Newcastle Cancer Centre, Northern Institute for Cancer Research, Paul O'Gorman Building, Medical School, Newcastle University, Framlington Place, Newcastle upon Tyne NE2 4HH, UK.
Genome Damage and Stability Centre, School of Life Sciences, University of Sussex, Science Park Road, Falmer, Brighton BN1 9RQ, UK.
Cell Rep. 2017 Oct 31;21(5):1386-1398. doi: 10.1016/j.celrep.2017.10.042.

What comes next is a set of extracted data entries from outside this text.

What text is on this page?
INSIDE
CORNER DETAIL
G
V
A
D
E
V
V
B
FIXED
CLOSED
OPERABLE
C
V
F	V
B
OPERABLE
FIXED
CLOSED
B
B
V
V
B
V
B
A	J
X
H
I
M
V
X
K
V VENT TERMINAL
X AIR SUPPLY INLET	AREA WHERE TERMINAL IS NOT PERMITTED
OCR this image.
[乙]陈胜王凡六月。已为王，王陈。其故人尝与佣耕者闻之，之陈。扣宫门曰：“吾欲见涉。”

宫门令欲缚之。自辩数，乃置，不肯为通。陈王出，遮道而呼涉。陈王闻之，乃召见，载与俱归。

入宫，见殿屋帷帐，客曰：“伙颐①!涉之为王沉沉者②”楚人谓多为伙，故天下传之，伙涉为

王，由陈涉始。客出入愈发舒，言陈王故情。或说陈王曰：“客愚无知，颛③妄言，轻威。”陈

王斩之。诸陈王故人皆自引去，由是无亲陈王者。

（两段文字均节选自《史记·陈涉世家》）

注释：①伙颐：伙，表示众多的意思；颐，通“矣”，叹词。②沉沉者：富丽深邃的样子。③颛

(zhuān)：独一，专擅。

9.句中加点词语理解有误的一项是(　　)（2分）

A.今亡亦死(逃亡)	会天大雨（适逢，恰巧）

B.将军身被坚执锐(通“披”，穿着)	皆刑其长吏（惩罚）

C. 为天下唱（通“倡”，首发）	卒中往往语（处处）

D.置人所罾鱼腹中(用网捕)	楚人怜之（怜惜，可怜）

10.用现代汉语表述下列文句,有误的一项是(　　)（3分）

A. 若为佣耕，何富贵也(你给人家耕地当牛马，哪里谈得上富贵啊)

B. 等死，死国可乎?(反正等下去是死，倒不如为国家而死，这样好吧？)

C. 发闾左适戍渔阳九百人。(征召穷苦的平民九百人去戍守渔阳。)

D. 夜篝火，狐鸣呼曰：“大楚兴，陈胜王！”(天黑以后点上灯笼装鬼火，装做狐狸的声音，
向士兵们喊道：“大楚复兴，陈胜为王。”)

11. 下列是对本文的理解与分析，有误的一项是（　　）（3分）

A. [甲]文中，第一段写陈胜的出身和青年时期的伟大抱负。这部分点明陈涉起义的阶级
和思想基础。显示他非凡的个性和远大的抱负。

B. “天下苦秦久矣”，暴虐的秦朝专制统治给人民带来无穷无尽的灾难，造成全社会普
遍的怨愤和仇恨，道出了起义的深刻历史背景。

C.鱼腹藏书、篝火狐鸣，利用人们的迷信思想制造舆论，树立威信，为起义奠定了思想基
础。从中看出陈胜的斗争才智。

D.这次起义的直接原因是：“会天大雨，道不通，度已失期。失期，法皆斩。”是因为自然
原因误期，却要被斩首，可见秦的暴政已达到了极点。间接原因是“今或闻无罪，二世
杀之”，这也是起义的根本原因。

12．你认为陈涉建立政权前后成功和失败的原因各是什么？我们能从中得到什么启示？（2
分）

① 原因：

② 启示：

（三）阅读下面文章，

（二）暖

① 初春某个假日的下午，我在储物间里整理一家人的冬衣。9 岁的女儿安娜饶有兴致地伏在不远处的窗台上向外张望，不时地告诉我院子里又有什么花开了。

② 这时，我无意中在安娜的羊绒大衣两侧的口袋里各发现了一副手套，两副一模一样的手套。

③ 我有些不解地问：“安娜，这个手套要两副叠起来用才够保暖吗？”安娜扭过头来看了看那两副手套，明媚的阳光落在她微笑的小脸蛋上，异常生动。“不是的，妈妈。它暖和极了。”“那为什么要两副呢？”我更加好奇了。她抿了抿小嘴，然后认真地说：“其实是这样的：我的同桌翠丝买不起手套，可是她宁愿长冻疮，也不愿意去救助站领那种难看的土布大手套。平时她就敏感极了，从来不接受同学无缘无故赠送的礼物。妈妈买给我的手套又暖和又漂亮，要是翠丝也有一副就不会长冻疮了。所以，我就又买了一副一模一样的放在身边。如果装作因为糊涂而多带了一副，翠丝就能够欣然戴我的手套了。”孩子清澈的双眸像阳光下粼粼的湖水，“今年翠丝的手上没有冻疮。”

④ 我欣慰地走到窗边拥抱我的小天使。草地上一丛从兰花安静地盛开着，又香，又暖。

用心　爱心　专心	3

Selective recruitment of protein kinases to the Hsp90 system is mediated by the adaptor co-chaperone Cdc37. We show that assembly of CDK4 and CDK6 into protein complexes is differentially regulated by the Cdc37-Hsp90 system. Like other Hsp90 kinase clients, binding of CDK4/6 to Cdc37 is blocked by ATP-competitive inhibitors. Cdc37-Hsp90 relinquishes CDK6 to D3- and virus-type cyclins and to INK family CDK inhibitors, whereas CDK4 is relinquished to INKs but less readily to cyclins. p21CIP1 and p27KIP1 CDK inhibitors are less potent than the INKs at displacing CDK4 and CDK6 from Cdc37. However, they cooperate with the D-type cyclins to generate CDK4/6-containing ternary complexes that are resistant to cyclin D displacement by Cdc37, suggesting a molecular mechanism to explain the assembly factor activity ascribed to CIP/KIP family members. Overall, our data reveal multiple mechanisms whereby the Hsp90 system may control formation of CDK4- and CDK6-cyclin complexes under different cellular conditions.
蛋白质激酶被招募到 Hsp90 系统是由衔接共伴侣 Cdc37 介导的。我们发现 CDK4 和 CDK6 组装成蛋白复合物的过程受到 Cdc37-Hsp90 系统的差异调控。与其他 Hsp90 激酶客户一样,CDK4/6 与 Cdc37 的结合被 ATP 竞争抑制剂所阻断。Cdc37-Hsp90 将 CDK6 释放给 D 型和病毒型细胞周期蛋白以及 INK 家族 CDK 抑制剂,而 CDK4 则被释放给 INKs,但不太容易被细胞周期蛋白释放。p21CIP1 和 p27KIP1 CDK 抑制剂在从 Cdc37 上置换 CDK4 和 CDK6 方面的效力不如 INKs。然而,它们与 D 型细胞周期蛋白合作,生成含有 CDK4/6 的三元复合物,这些复合物对 Cdc37 置换细胞周期蛋白 D 具有抗性,这表明存在一种分子机制可以解释 CIP/KIP 家族成员的组装因子活性。总的来说,我们的数据揭示了 Hsp90 系统在不同细胞条件下控制 CDK4 和 CDK6-细胞周期蛋白复合物形成的多种机制。